Geçtiğimiz haftalarda World of Warcraft evreninin tarihini anlatan yazı dizimizi sonlandırdığımızı belirtmiştim (Hala okumadıysanız, sitemizin üstünde yer alan arama kısmından "World of Warcraft Tarihi" olarak aratıp bulabilirsiniz). Şimdi ise sizlere World of Warcraft evreninde önemli yerlere sahip karakterlerin geçmişlerini daha detaylı olarak sunmaya devam ediyorum.

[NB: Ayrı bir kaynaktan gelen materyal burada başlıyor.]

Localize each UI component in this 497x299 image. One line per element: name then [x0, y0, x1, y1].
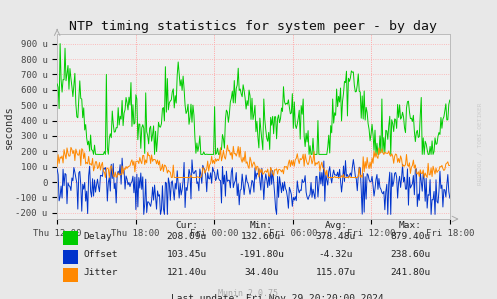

Bir önceki hafta Illidan Stormrage'in hikayesine başlamıştık. Şimdi ise bu hikayenin devamıyla sizleri başbaşa bırakıyorum.

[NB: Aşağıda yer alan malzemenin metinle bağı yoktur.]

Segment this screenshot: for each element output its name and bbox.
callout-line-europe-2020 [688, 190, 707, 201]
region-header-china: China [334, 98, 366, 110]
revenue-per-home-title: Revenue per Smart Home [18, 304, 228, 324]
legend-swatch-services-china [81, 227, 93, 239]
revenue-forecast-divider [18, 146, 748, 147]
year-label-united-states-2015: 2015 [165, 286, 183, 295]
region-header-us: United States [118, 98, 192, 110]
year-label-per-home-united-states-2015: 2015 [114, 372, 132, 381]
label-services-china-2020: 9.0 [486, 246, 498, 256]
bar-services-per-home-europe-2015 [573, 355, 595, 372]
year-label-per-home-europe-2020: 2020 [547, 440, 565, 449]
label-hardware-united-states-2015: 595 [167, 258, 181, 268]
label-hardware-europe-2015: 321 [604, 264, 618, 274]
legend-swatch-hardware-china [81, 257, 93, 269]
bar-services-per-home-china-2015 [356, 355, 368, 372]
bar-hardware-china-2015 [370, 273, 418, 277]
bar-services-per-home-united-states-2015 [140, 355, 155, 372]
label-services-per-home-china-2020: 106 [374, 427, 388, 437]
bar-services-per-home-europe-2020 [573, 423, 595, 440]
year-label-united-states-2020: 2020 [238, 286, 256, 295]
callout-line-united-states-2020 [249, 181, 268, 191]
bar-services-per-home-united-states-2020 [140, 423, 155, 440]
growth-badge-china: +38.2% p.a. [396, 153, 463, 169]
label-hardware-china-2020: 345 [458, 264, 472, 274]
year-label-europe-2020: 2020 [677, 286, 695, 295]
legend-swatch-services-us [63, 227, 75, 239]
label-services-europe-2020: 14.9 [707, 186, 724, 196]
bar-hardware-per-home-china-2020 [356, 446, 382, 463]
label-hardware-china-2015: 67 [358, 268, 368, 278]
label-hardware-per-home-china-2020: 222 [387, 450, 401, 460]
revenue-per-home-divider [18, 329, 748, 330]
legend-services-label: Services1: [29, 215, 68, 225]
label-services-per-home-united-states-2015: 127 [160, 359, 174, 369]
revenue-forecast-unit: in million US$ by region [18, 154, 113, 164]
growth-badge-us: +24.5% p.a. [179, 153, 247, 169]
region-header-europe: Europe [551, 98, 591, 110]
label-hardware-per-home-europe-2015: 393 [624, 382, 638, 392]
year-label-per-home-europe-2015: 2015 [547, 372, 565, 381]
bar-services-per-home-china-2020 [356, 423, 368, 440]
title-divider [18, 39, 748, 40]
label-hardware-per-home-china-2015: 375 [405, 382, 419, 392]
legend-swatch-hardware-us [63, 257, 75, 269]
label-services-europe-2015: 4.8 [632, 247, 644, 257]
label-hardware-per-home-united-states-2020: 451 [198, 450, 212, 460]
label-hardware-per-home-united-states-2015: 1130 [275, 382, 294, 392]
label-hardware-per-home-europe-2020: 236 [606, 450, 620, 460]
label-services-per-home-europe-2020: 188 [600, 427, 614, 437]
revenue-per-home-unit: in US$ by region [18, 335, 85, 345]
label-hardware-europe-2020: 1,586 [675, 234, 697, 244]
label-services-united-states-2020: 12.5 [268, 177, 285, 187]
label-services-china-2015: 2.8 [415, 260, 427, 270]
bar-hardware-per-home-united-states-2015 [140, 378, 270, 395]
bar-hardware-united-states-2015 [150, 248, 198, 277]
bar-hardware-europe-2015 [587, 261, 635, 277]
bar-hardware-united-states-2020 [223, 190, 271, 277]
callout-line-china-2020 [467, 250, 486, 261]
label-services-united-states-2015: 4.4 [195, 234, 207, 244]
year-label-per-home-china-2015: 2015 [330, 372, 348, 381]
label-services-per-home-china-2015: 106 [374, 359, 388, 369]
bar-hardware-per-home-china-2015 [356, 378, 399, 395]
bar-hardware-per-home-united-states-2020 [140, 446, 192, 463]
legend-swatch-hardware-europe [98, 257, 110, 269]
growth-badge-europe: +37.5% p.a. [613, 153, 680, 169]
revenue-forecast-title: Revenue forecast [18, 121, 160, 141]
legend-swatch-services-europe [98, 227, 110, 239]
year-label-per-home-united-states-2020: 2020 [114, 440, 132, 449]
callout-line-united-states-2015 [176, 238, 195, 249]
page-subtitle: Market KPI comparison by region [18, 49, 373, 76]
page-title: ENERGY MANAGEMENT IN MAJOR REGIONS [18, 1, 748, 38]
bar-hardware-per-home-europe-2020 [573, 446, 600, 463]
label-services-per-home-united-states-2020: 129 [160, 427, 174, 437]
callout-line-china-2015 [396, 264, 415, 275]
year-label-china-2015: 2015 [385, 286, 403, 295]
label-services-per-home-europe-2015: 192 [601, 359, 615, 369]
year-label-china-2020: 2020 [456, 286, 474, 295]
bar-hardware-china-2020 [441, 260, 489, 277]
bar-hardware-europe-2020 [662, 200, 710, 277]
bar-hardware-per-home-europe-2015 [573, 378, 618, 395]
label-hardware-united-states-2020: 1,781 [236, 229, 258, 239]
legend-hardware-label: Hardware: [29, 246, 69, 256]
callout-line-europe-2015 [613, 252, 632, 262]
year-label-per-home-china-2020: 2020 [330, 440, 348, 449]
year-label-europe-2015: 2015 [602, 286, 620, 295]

Illidan 10 bin yıl boyunca ışıksız bir hapisanede çürüdü. Califax ismindeki Ormanın Koruyucuları’ndan biri ve gece elflerinden oluşan (ki içerisinde Maiev Shadowsong’un da bulunduğu) bir grup askeri birlikle birlikte İhanet Eden’in gardiyanlığını yaptılar. Illidan’ın salıverilmesi, beklenmedik bir şekilde Tyrande’nin ellerinden olacaktı. Kendisi gece elfi korumaları öldürerek Illidan’ı Lejyon’a karşı kullanmayı planlıyordu. Binlerce yıllık beklemeden sonra Tyrande’ye olan aşkı bitmeyen Illidan, yardım etmeyi kabul etti. Lejyon’u geri püskürtecek ve gece elflerinden sonsuza dek ayrılacaktı.

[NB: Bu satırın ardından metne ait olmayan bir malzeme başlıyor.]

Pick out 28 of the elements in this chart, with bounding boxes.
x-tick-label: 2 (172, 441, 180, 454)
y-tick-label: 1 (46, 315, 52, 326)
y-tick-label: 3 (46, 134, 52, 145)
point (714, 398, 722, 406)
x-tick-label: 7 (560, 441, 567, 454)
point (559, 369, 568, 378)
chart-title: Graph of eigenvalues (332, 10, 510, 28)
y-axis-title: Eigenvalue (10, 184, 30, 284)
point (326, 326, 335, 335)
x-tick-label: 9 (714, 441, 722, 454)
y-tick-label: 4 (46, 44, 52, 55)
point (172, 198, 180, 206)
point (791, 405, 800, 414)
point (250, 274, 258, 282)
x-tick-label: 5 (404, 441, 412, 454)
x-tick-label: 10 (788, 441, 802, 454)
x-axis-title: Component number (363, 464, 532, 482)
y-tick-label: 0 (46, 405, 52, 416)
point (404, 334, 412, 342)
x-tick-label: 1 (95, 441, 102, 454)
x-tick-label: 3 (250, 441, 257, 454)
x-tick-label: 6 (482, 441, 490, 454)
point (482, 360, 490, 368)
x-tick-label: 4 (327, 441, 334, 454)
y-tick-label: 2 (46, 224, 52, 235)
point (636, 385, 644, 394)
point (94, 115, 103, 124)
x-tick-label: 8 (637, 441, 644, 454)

Malfurion, Illidan’ın salıverilmesinin katastrofik bir hata olduğunu düşünerek, Tyrande’nin kararına karşı çıktı. Kardeşinin değişmediğini görerek sinirlenen ve iblislerin kendisini tutamayacağını ona kanıtlamak isteyen Illidan, Malfurion’u arkada bıraktı ve bir grup gece elfi gücüyle Lejyon’u avlamak için Felwood’a girdi. Felwood’dayken Lich King’in şampiyonu Arthas’la karşılaştı ve dövüştüler. Eşit derecede güçlülerdi ve dövüşçüler bir çıkmaza girdiler. Illian dövüşü bıraktı ve Arthas’ın kendisini neden takip ettiğini bilmek istediğini söyledi. Arthas açık bir şekilde ona Felwood’u mahveden iblisvari Gul’dan’ın Kafatası’ndan bahsetti. Ona eğer bu eşya yok edilirse, ormanların mahvoluşu sonlanacağını da belirtti. Illidan’ın yemi yutmasından emin olmak için Arthas, Kafatası’nın gücünden hiç bahsetmedi. Her ne kadar Illian, Arthas’a güvenmemiş olsa da Kafatası’nı ve onun gücünü merak ediyordu.